Biancanales brought up the Beretta. "Yes he is."
14
As Roger Davis watched Crescent Street for Outlaws, Glen Shepard and Chris Davis wheeled the motorcycles of the recently deceased bikers into the hotel. They continued with the bikes through the hotel to the linen storage and sorting room. They hid the motorcycles under dirty towels and sheets, then went back to the lobby.
"You know how to ride one of those things?" Glen asked Chris.
"Oh, yeah. Roger has a Honda dirt-bike. You think we could just ride out to the hills? Hide out up there?"
"Only if you teach me how."
"We could get a car."
Glen called to Roger. The young man left the front door and followed Glen and his cousin up the stairs. "You two want to go into the hills until this is over?"
"Whatever you think is safe, Mr. Shepard," Roger answered.
"No, it's not what I think. It's what we think. You stay here, you're in danger. You try to make it to the hills, you're in danger. If you two got on those Harleys, you could be in the hills in two or three minutes. My wife and I, we'd have to get a car. And I don't think driving through town in a car would be smart."
"You've done great so far," Roger assured him.
"We've done great so far," Glen corrected him. "Without you two — in the attic and in that backyard — Ann and I wouldn't be around anymore. It's just that everywhere I hide, they find me."
They laughed, almost relaxed. In the hotel room, Ann sat at the window watching the street. Below, the cough and roar of motorcycles passed by, then faded as they continued along the Bay.

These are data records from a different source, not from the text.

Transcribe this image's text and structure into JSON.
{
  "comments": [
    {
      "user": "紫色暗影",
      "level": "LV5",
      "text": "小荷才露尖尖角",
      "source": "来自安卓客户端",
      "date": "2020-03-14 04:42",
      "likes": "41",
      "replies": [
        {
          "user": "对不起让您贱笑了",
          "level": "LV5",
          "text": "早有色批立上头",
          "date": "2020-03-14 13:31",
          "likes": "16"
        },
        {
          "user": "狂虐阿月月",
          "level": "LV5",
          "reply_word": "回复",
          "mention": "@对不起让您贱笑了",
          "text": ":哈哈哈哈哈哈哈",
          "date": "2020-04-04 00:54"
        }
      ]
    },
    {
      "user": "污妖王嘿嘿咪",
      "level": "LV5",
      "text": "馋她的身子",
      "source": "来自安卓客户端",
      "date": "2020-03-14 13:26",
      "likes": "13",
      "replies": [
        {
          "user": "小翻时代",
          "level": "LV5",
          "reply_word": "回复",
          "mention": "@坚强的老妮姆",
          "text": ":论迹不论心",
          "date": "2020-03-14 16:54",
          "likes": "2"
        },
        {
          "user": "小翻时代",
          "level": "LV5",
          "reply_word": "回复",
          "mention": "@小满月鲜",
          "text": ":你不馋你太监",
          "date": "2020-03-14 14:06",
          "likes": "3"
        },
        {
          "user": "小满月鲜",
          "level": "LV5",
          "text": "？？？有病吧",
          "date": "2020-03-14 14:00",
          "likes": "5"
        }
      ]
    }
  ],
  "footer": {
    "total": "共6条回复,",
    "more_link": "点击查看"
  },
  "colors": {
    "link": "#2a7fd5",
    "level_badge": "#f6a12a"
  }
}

"Those Outlaws just then," Ann told them. "They were nervous, watching all the streets, the doorways. Like they expected to get shot at."
"They see you?" Glen asked. He went to the window and looked to the south. Three bikers had passed the ferry boat docks and were heading toward the southern end of the island.
"No, they didn't see me. They didn't even look up. They were too busy looking left and right. What do we do now?"
"You want to go to the hills? Or you want to stay here? The boys could take those motorcycles, but we'd have to chance a car."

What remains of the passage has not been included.